Hogwarts old boy Newt Scamander (Eddie Redmayne) heads to Prohibition-era New York with a bottomless suitcase full of banned magical beasts. However, unaware of the rising tension between the secret world of US wizards and a fanatical faction of No-Majs (American for Muggles) bent on eradicating them, he finds himself in the middle of a war. It doesn't help that his caseful of creatures keeps escaping into the city. This historical chapter in JK Rowling's wizarding world explores a new dimension of wonder, enchantment and adventure. Pure magic.
There was no way that the final Harry Potter instalment was going to spell the end of JK Rowling's magically lucrative wizarding world.
So the Hogwarts textbook Fantastic Beasts and Where To Find Them now becomes the basis for a fresh adventure taking place 70 years before Harry Potter and co first took up their wands.
With her first screenplay (based on her source text), Rowling takes us to 1920s New York where we meet the freshly-disembarked Newton Scamander (Redmayne), a scatterbrained wizard.
He's just arrived lugging a Tardis-like suitcase containing a collection of banned magical beasts, including the Niffler, a sort of bling-obsessed cross between a platypus and a magpie.
Unfortunately, a faulty catch means they're soon scudding around the city, bringing Newt to the attention of Tina (Waterston), a former field agent of America's fiercely secretive MACUSA, the yank equivalent of Blighty's Ministry of Magic.
Things get further confused when wannabe baker Jacob Kowalski (Fogler) - a No-Maj (American for Muggle) - mistakenly picks up Newt's case and finds himself joining the flustered Brit, Tina and her sister Queenie (Alison Sudol), a mind-reading Flapper girl,
Visually exhilarating, this is darker in tone to the Potter franchise with Samantha Morton on splendidly grim form Mary Lou Barebone, a zealously vicious anti-magic firebrand - and leader of the Second Salemites - who abuses the kids from the families she exposes.
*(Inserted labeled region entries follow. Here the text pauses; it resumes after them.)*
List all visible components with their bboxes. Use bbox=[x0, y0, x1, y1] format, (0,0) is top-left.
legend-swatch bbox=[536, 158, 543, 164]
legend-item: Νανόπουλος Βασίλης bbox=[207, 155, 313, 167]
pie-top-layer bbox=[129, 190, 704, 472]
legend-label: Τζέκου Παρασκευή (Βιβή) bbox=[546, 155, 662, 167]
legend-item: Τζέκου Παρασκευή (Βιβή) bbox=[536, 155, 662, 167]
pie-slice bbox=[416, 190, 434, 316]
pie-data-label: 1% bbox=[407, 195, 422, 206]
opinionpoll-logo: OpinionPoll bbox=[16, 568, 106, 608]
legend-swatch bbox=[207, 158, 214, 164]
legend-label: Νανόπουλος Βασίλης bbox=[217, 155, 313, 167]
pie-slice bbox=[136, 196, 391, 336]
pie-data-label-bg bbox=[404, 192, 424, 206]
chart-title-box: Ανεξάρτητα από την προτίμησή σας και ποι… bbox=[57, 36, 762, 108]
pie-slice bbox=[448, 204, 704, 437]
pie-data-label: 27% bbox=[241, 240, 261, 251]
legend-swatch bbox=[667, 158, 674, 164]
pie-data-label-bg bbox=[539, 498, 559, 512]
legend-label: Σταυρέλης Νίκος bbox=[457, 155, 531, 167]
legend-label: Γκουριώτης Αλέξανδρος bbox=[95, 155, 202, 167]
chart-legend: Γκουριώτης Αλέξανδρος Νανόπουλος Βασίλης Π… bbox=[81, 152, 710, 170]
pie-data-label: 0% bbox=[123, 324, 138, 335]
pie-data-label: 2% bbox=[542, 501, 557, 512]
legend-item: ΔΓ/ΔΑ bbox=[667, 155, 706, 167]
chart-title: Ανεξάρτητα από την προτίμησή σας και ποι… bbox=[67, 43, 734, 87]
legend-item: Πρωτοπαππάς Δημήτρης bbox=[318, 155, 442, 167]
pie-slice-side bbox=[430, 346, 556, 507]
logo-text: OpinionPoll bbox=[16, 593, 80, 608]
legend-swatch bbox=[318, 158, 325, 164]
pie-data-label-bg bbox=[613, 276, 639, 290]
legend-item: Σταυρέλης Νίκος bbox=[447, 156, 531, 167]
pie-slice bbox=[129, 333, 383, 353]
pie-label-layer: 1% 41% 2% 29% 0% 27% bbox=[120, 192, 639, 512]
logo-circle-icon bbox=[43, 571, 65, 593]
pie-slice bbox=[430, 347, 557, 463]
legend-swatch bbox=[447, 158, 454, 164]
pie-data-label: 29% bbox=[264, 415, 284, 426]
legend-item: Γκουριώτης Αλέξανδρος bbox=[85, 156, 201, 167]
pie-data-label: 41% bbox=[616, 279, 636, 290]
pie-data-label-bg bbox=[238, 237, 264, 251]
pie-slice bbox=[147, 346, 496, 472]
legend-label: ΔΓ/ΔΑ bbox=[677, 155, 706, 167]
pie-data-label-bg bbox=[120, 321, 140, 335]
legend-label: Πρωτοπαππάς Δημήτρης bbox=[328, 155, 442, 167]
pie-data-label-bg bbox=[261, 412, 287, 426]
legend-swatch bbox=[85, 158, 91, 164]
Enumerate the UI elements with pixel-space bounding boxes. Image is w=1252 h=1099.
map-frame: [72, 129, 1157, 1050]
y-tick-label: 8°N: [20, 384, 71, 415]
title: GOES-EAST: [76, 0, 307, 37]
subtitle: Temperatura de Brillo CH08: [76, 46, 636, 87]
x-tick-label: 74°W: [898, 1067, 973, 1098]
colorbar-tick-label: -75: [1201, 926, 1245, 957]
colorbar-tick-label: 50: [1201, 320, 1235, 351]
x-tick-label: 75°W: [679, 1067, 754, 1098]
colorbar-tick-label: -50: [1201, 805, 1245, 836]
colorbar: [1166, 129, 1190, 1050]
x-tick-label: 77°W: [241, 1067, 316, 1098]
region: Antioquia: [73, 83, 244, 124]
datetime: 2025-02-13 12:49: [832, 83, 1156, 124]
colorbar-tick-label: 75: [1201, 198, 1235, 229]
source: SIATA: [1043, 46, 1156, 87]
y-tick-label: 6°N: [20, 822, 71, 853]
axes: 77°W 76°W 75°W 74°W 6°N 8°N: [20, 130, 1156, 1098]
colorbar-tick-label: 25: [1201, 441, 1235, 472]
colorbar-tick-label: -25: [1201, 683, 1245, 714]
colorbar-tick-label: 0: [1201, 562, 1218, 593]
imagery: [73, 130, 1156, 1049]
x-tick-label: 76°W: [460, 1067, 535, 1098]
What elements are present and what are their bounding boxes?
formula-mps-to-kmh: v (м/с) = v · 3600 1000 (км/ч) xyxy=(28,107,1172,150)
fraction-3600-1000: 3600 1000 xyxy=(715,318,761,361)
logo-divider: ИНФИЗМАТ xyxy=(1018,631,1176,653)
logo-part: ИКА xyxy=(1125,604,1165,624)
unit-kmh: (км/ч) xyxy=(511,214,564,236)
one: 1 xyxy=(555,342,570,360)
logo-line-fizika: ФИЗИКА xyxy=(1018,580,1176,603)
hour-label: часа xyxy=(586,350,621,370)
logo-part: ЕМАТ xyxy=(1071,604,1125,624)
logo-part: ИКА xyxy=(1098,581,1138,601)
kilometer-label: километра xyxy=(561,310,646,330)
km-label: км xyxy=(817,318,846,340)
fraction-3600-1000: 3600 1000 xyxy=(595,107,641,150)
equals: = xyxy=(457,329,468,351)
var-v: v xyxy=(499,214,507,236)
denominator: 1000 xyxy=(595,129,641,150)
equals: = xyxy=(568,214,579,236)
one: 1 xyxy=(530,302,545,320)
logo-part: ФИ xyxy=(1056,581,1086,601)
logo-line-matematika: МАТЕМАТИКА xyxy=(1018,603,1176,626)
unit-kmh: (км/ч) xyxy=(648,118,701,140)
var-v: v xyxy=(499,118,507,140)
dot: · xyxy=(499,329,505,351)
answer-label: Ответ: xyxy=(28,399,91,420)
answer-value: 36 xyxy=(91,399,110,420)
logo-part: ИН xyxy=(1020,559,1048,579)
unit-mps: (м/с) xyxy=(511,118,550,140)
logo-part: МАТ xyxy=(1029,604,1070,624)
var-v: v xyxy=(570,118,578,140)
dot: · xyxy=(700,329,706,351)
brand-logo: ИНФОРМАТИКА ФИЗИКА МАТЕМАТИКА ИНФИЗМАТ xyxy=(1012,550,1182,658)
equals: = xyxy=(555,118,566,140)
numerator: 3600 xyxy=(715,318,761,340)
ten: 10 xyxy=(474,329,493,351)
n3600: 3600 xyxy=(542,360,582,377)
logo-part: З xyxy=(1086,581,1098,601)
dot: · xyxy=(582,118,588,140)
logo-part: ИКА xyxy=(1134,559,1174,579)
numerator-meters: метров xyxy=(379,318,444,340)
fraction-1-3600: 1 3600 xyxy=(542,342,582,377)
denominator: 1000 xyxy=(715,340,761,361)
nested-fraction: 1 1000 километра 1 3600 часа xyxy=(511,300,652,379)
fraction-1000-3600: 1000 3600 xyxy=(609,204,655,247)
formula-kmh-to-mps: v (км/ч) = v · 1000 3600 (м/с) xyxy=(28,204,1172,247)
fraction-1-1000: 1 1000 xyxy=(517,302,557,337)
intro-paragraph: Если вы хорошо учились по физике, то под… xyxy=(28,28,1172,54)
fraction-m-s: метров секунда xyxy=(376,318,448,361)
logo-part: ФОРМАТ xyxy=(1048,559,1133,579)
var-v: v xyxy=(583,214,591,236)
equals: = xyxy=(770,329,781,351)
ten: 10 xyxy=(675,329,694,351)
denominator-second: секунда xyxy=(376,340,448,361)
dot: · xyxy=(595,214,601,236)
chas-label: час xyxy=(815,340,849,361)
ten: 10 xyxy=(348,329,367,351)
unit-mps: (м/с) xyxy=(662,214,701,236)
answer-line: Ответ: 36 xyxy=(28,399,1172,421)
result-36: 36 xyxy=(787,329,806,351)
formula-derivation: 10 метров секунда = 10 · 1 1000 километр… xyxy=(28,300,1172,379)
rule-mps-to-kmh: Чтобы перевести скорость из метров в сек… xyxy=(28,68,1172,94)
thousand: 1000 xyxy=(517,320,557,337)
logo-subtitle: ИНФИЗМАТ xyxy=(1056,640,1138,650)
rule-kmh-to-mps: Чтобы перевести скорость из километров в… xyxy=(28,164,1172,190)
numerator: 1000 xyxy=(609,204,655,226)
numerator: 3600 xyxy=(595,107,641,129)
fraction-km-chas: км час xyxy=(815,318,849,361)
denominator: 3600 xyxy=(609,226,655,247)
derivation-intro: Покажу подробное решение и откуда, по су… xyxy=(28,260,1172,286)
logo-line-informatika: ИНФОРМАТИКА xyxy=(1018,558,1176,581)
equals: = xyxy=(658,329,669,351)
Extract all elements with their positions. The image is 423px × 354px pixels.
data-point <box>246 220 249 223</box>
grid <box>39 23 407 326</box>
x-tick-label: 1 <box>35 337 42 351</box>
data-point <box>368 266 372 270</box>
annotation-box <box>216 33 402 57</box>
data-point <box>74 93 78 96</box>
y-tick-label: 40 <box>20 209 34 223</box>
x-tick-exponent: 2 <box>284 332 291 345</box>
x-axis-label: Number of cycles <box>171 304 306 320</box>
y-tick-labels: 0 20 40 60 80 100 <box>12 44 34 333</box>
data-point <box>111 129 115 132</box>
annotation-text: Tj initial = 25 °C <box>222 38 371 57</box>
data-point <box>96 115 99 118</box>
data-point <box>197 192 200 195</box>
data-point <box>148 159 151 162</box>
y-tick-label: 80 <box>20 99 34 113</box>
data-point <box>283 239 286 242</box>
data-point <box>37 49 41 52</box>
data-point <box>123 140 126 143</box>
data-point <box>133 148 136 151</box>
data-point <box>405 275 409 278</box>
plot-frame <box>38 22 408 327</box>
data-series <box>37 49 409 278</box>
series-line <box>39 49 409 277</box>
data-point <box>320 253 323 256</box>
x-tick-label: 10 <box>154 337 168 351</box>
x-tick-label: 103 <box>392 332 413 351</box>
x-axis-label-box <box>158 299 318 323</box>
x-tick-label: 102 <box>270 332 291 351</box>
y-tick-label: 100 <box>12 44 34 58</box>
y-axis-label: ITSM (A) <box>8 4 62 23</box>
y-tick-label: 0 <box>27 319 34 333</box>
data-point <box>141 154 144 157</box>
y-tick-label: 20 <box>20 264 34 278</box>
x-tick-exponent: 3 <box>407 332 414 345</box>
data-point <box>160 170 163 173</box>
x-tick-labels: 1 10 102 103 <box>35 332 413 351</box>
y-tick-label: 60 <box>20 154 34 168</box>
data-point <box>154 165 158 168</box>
There's also Colin Farrell's megalomaniac MACUSA lieutenant Percival Graves, Tina's former boss and a sharp-dressed authoritarian with a sinister interest in one of Barebone's oppressed boys.
Veteran Potter director David Yates kicks off the first in a planned five-instalment adventure in fine style with this first outing neatly panning out as a story in its own right that intriguingly lays the groundwork for what's to come.
Potter fans will no doubt be entranced by the exotic beasts swirling around the screen, each one a digital marvel in its own right, while older viewers can't fail to see the political allegory unfolding in an America where the future is as terrifying as it is now.
However, it's the emotionally rich relationships, between Queenie and Jacob, and - more tentatively, between Newt and Tina - that propel this forward as New York dissolves into a flurry of collapsing masonry under the mysterious threat of banshee-style force of evil.
Rowling has conjured up another classic-in-the-making.